In a MERN (MongoDB, Express, React, Node.js) stack application, middleware functions play a crucial role in handling various aspects of request processing. One such critical middleware is to check login state, which is responsible for verifying user authentication through JSON Web Tokens (JWT). This article will delve into the checklogin middleware, explaining its code in detail and discussing why certain parts are implemented and separated into different files.
auth.middleware.jsCreate a file named auth.middleware.js in you middlewares folder. This file contains the checklogin middleware function.

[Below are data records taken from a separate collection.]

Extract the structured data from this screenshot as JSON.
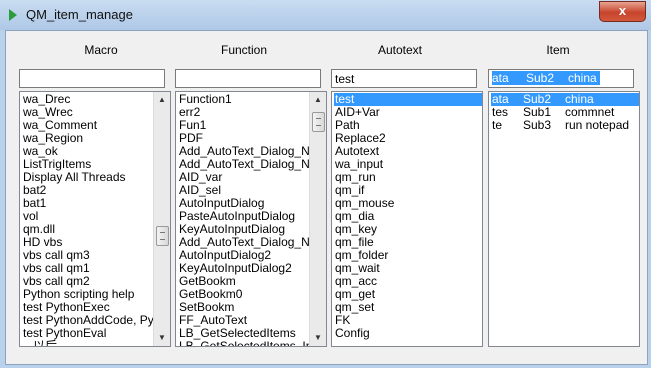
{
  "window": {
    "title": "QM_item_manage",
    "close_label": "x"
  },
  "macro": {
    "header": "Macro",
    "input_value": "",
    "items": [
      "wa_Drec",
      "wa_Wrec",
      "wa_Comment",
      "wa_Region",
      "wa_ok",
      "ListTrigItems",
      "Display All Threads",
      "bat2",
      "bat1",
      "vol",
      "qm.dll",
      "HD vbs",
      "vbs call qm3",
      "vbs call qm1",
      "vbs call qm2",
      "Python scripting help",
      "test PythonExec",
      "test PythonAddCode, Pyth",
      "test PythonEval",
      "...以后..."
    ]
  },
  "function": {
    "header": "Function",
    "input_value": "",
    "items": [
      "Function1",
      "err2",
      "Fun1",
      "PDF",
      "Add_AutoText_Dialog_Ne",
      "Add_AutoText_Dialog_Ne",
      "AID_var",
      "AID_sel",
      "AutoInputDialog",
      "PasteAutoInputDialog",
      "KeyAutoInputDialog",
      "Add_AutoText_Dialog_Ne",
      "AutoInputDialog2",
      "KeyAutoInputDialog2",
      "GetBookm",
      "GetBookm0",
      "SetBookm",
      "FF_AutoText",
      "LB_GetSelectedItems",
      "LB_GetSelectedItems_Ind"
    ]
  },
  "autotext": {
    "header": "Autotext",
    "input_value": "test",
    "selected_index": 0,
    "items": [
      "test",
      "AID+Var",
      "Path",
      "Replace2",
      "Autotext",
      "wa_input",
      "qm_run",
      "qm_if",
      "qm_mouse",
      "qm_dia",
      "qm_key",
      "qm_file",
      "qm_folder",
      "qm_wait",
      "qm_acc",
      "qm_get",
      "qm_set",
      "FK",
      "Config"
    ]
  },
  "item": {
    "header": "Item",
    "input": {
      "c1": "ata",
      "c2": "Sub2",
      "c3": "china"
    },
    "selected_index": 0,
    "rows": [
      {
        "c1": "ata",
        "c2": "Sub2",
        "c3": "china"
      },
      {
        "c1": "tes",
        "c2": "Sub1",
        "c3": "commnet"
      },
      {
        "c1": "te",
        "c2": "Sub3",
        "c3": "run notepad"
      }
    ]
  }
}
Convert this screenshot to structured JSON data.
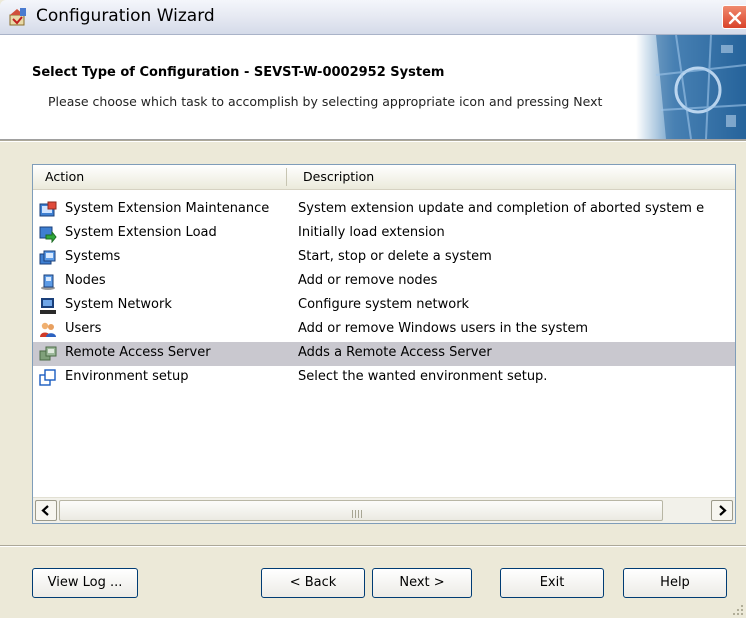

This function checks the validity of the JWT provided in the request headers.
require('dotenv').config();
const jwt = require('jsonwebtoken');
const userService = require('../modules/users/user.service');
const authService = require('../modules/auth/auth.service');
const checklogin = async (request, res, next) => {
try {
// Retrieves the authorization token from the request headers or sets it to null if not present.
let token = request.headers["authorization"] || null;
// Throws an error if the token is not provided in the request.
if (!token) {
throw { status: 400, message: "Token expected" };
}
// Splits the token and takes the actual token part.
// When a client sends an authorization token in the HTTP headers, it often follows a specific format as authorization: Bearer <token>
//splits the token string into an array of substrings based on the space character (" ") & .pop() removes and returns the last element of the array i.e. the <token> value
token = token.split(" ").pop();
// Retrieves the personal access token (PAT) data from the database
const pat = await authService.getPATDATA({ accessToken: token });
if (pat) {
// Verifies the token using the secret key from environment variables and decodes the payload.
const data = jwt.verify(token, process.env.JWT_SECRETE);
// Checks if a user exists in the database with the user ID from the token payload.
const userExists = await userService.getSingleUserByFilter({
_id: data.sub
});
// Throws an error if the user does not exist in the database.
if (!userExists) {
throw { status: 401, message: "User does not exist anymore" };
} else {
// Attaches the user details to the request object if the user exists.
request.authUser = {
_id: userExists._id,
name: userExists.name,
email: userExists.email,
address: userExists.address,
phone: userExists.phone,
role: userExists.role,
image: userExists.image,
userprovider: userExists.userprovider,
userproviderID: userExists.userproviderID,
};
request.currentSesson = pat;
next();
}
} else {
throw { status: 401, message: "Access token does not exist" };
}
} catch (exception) {
// Passing the error to the next error-handling middleware with status and message.
console.log("Middleware | checklogin | Error");
console.log(exception);
next({ status: exception.status || 401, message: exception.message });
}
};
module.exports = checklogin;
user.service.jsThe user.service.js file contains a service function to interact with the user database. The getSingleUserByFilter function retrieves a user based on a given filter.
// Function to retrieve a single user based on a provided filter
const getSingleUserByFilter = async (filter) => {
try {
// Queries the database to find one user that matches the filter criteria
const user = await UserModel.findOne(filter);
// Returns the found user
return user;
} catch (exception) {
// Throws any exception that occurs during the query
throw exception;
}
};
module.exports = { getSingleUserByFilter };
auth.service.jsThe auth.service.js file contains a service function to interact with the Personal Access Token (PAT) data. The getPATDATA function retrieves PAT details based on a given filter.
// Function to retrieve personal access token (PAT) data based on a provided filter
const getPATDATA = async (filter) => {
try {
// Queries the database to find one PAT that matches the filter criteria
const pat = await PatModel.findOne(filter);
// Returns the found PAT data
return pat;
} catch (error) {
// Throws any error that occurs during the query
throw error;
}
};
module.exports = { getPATDATA };
pat.model.jsThe pat.model.js file defines the schema and model for storing personal access tokens in the database.
const mongoose = require('mongoose');
const PatSchema = new mongoose.Schema({
// User ID reference
userId: {
type: mongoose.Types.ObjectId,
ref: "User",
required: true
},
// The access token string
accessToken: {
type: String,
required: true
},
// The refresh token string
refreshToken: {
type: String,
required: true
}
}, {
// Automatically adds createdAt and updatedAt timestamps to the schema
timestamps: true,
// Automatically creates indexes to improve query performance
autoIndex: true,
// Automatically creates the collection in the database if it doesn't exist
autoCreate: true
});
const PatModel = mongoose.model("PAT", PatSchema);
module.exports = PatModel;
Here, a refresh token is used to obtain a new access token without requiring the user to re-authenticate. This helps maintain a seamless user experience by allowing continuous access even after the original access token expires. Refresh tokens enhance security by reducing the need to store long-lived access tokens.